Along with “Black Lives Matter,” the stickers she designed contain various messages, such as, “Silence is Violence,” “Dismantle Systems Built to Oppress,” “We Must Not Be Complacent,” and “Black Lives Matter Because They Exist.”
Those who’ve bought the stickers have used them to make collages and decorate water bottles and laptops.
“When I see my friends putting those stickers on their laptops, I’m thinking about how they’re going to be walking into classrooms,” Salas said.
“It makes me proud to know people are not afraid to be met with intolerance. They are saying, ‘Black Lives Matter,’ maybe not the loudest way, but it’s taking up space. With just a sticker, those messages are going to reach people that they maybe otherwise wouldn’t have reached.”
Through Friday, Salas is selling $5 stickers both in celebration of Pride Month in June and in solidarity with Black Lives Matter to raise money for The Okra Project, an American grassroots mutual aid collective that provides support to Black trans, non-binary and gender-nonconforming people.

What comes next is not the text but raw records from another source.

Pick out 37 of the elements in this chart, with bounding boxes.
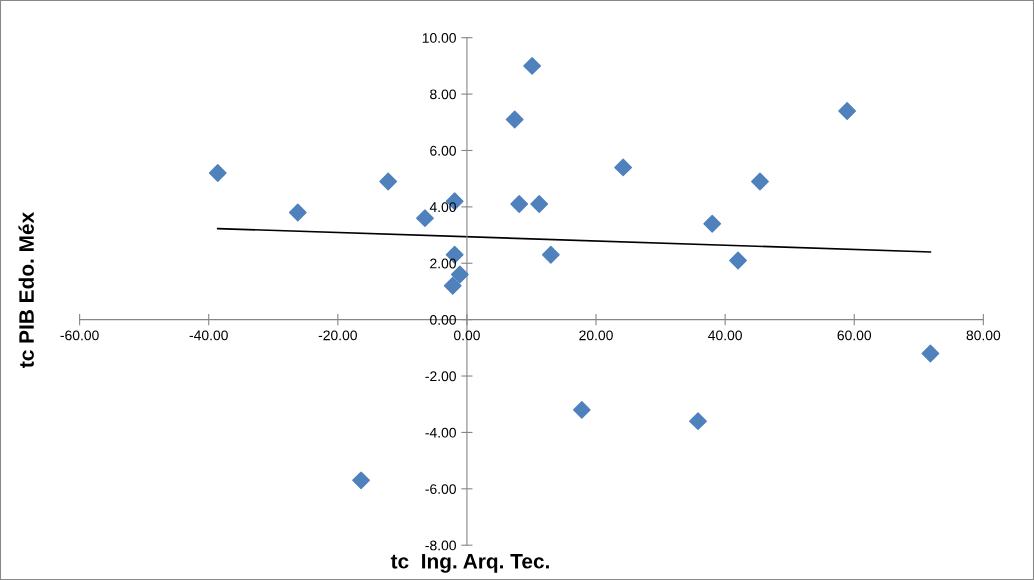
point	[530, 195, 549, 213]
point	[541, 245, 560, 264]
point	[443, 276, 462, 295]
y-tick-label: -6.00	[425, 484, 456, 494]
point	[689, 412, 707, 431]
y-axis-title: tc PIB Edo. Méx	[18, 212, 34, 368]
x-axis-title: tc Ing. Arq. Tec.	[390, 554, 549, 573]
y-tick-label: 0.00	[430, 314, 456, 325]
point	[729, 251, 747, 270]
x-tick-label: 60.00	[837, 330, 872, 341]
x-tick-label: -40.00	[189, 330, 228, 341]
point	[572, 400, 591, 419]
x-tick-label: 80.00	[966, 330, 1001, 341]
x-tick-label: 0.00	[453, 330, 480, 341]
point	[921, 344, 940, 363]
point	[379, 172, 398, 191]
point	[505, 110, 524, 129]
y-tick-label: 6.00	[430, 145, 456, 156]
point	[288, 203, 307, 222]
x-tick-label: -20.00	[318, 330, 357, 341]
y-tick-label: -4.00	[425, 427, 456, 438]
point	[523, 56, 542, 75]
x-tick-label: 40.00	[708, 330, 742, 341]
y-tick-label: 2.00	[430, 258, 456, 269]
y-tick-label: -2.00	[425, 371, 456, 382]
point	[510, 195, 529, 213]
point	[838, 102, 857, 120]
y-tick-label: 8.00	[430, 89, 456, 100]
point	[208, 164, 227, 182]
y-tick-label: -8.00	[425, 540, 456, 551]
point	[751, 172, 769, 191]
point	[703, 214, 722, 233]
x-tick-label: -60.00	[60, 330, 99, 341]
y-tick-label: 10.00	[422, 33, 456, 43]
x-tick-label: 20.00	[579, 330, 613, 341]
point	[352, 471, 370, 490]
point	[614, 158, 633, 177]
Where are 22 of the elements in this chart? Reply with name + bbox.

The stickers contained the message, “No Pride without Black Trans Folx.”
“Pride is about being yourself and celebrating unapologetic authenticity with love,” she said. “The sticker is a reminder to keep fighting for the rights of all, and to acknowledge privileges within the LGBTQ+ community.”

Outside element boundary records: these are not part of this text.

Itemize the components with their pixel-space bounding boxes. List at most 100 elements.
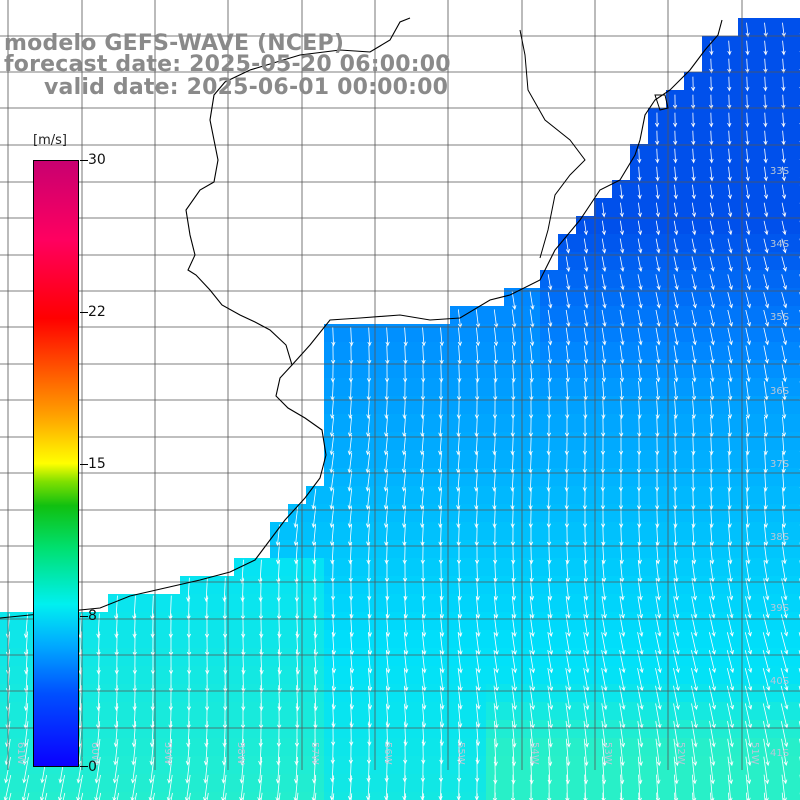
wind-arrow — [184, 774, 191, 800]
wind-arrow — [763, 112, 768, 128]
wind-arrow — [673, 345, 679, 364]
colorbar-tick — [80, 312, 88, 313]
wind-arrow — [781, 792, 784, 800]
wind-speed-cell — [792, 738, 800, 757]
wind-arrow — [475, 632, 481, 656]
wind-arrow — [348, 399, 353, 420]
colorbar-unit-label: [m/s] — [33, 133, 67, 148]
wind-arrow — [727, 94, 732, 110]
wind-arrow — [709, 720, 716, 748]
colorbar-tick — [80, 464, 88, 465]
wind-arrow — [476, 793, 478, 800]
wind-arrow — [403, 327, 408, 347]
longitude-label: 56W — [382, 742, 393, 765]
wind-arrow — [673, 720, 680, 748]
wind-arrow — [745, 292, 751, 309]
wind-arrow — [727, 434, 732, 456]
wind-arrow — [709, 292, 715, 309]
wind-arrow — [619, 292, 625, 309]
wind-arrow — [655, 756, 661, 785]
wind-arrow — [691, 399, 696, 420]
wind-arrow — [365, 470, 371, 492]
wind-arrow — [295, 613, 300, 639]
wind-arrow — [673, 274, 679, 291]
wind-arrow — [655, 416, 660, 438]
wind-arrow — [619, 596, 625, 619]
wind-arrow — [277, 613, 282, 639]
wind-arrow — [457, 596, 463, 620]
wind-arrow — [366, 416, 371, 438]
wind-speed-cell — [792, 540, 800, 559]
wind-arrow — [655, 327, 661, 346]
wind-arrow — [493, 632, 499, 656]
wind-arrow — [475, 596, 481, 619]
wind-arrow — [745, 40, 750, 56]
wind-arrow — [565, 632, 572, 656]
wind-arrow — [312, 739, 317, 766]
wind-arrow — [691, 94, 696, 110]
wind-arrow — [672, 94, 678, 110]
wind-arrow — [745, 58, 750, 74]
wind-arrow — [763, 130, 768, 146]
wind-arrow — [347, 470, 353, 492]
wind-arrow — [402, 399, 407, 420]
wind-arrow — [529, 614, 535, 638]
wind-arrow — [148, 774, 155, 800]
wind-arrow — [673, 130, 678, 146]
wind-arrow — [601, 202, 606, 218]
wind-arrow — [619, 632, 626, 656]
wind-arrow — [690, 650, 698, 674]
wind-arrow — [386, 793, 389, 800]
wind-arrow — [457, 649, 463, 674]
wind-arrow — [674, 792, 676, 800]
wind-arrow — [763, 792, 766, 800]
wind-arrow — [565, 327, 571, 346]
wind-arrow — [709, 274, 715, 291]
wind-arrow — [511, 756, 516, 785]
wind-arrow — [221, 774, 227, 800]
wind-arrow — [727, 524, 733, 547]
wind-arrow — [727, 399, 733, 420]
wind-arrow — [709, 220, 715, 236]
wind-arrow — [727, 40, 732, 56]
latitude-label: 36S — [770, 386, 789, 397]
wind-arrow — [384, 399, 389, 420]
wind-arrow — [745, 721, 752, 748]
wind-speed-cell — [792, 558, 800, 577]
wind-arrow — [149, 739, 155, 766]
wind-speed-cell — [792, 396, 800, 415]
wind-arrow — [259, 685, 264, 712]
wind-arrow — [511, 291, 517, 310]
wind-arrow — [691, 416, 696, 438]
wind-speed-cell — [252, 792, 271, 800]
wind-arrow — [314, 792, 317, 800]
wind-arrow — [763, 756, 770, 785]
wind-speed-cell — [792, 450, 800, 469]
wind-arrow — [583, 238, 589, 254]
wind-arrow — [365, 488, 371, 510]
wind-arrow — [602, 792, 604, 800]
wind-arrow — [763, 58, 768, 74]
wind-arrow — [367, 327, 372, 347]
wind-arrow — [601, 309, 607, 328]
wind-arrow — [637, 720, 644, 748]
wind-arrow — [781, 399, 787, 420]
wind-arrow — [709, 94, 714, 110]
wind-arrow — [727, 148, 732, 164]
wind-arrow — [691, 363, 697, 383]
wind-arrow — [367, 649, 373, 674]
wind-arrow — [637, 416, 642, 438]
wind-arrow — [547, 292, 553, 309]
wind-arrow — [744, 667, 753, 692]
wind-arrow — [368, 793, 371, 800]
wind-arrow — [691, 309, 697, 328]
colorbar-tick — [80, 160, 88, 161]
wind-arrow — [114, 667, 119, 693]
wind-arrow — [637, 238, 643, 254]
wind-arrow — [565, 720, 571, 748]
wind-arrow — [655, 130, 660, 146]
wind-arrow — [781, 524, 787, 547]
wind-arrow — [745, 756, 752, 785]
wind-arrow — [311, 774, 317, 800]
wind-arrow — [763, 416, 768, 438]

Minoring in Latin American Studies, Salas expects to graduate in the Spring of 2021 and possibly pursue graduate school in a field related to mental health counseling. The first in her family to attend college, she’d like to use the knowledge she’s gathered to give back to her community
Following the death of George Floyd and the unrest in the country, she felt she had to take action.
“It’s extremely disheartening that a man had to die at the hands of law enforcement for the world to wake up to that truth,” she said. “I am saddened and angry at the violence that the Black community has to endure everyday.”
“I think what Michelle has done is a perfect example of how we each have the potential to be a community leader, to become civically engaged—and when we use our knowledge, experience and talents we can have a significant and widespread impact on our fellow community members,” she said.
Salas’ initiative and passion are remarkable, said Alicia Schatteman, Ph.D., an associate professor in the program and director of the Center for Nonprofit Studies and NGO studies.
“I’m really proud of her and other students of NGO,” she said. “She really represents so much of what a public university stands for. Many of our students go into our program because they’ve experienced injustices themselves or their family and friends have experienced injustices. I’ve watched many of our graduates go off and accomplish amazing things.”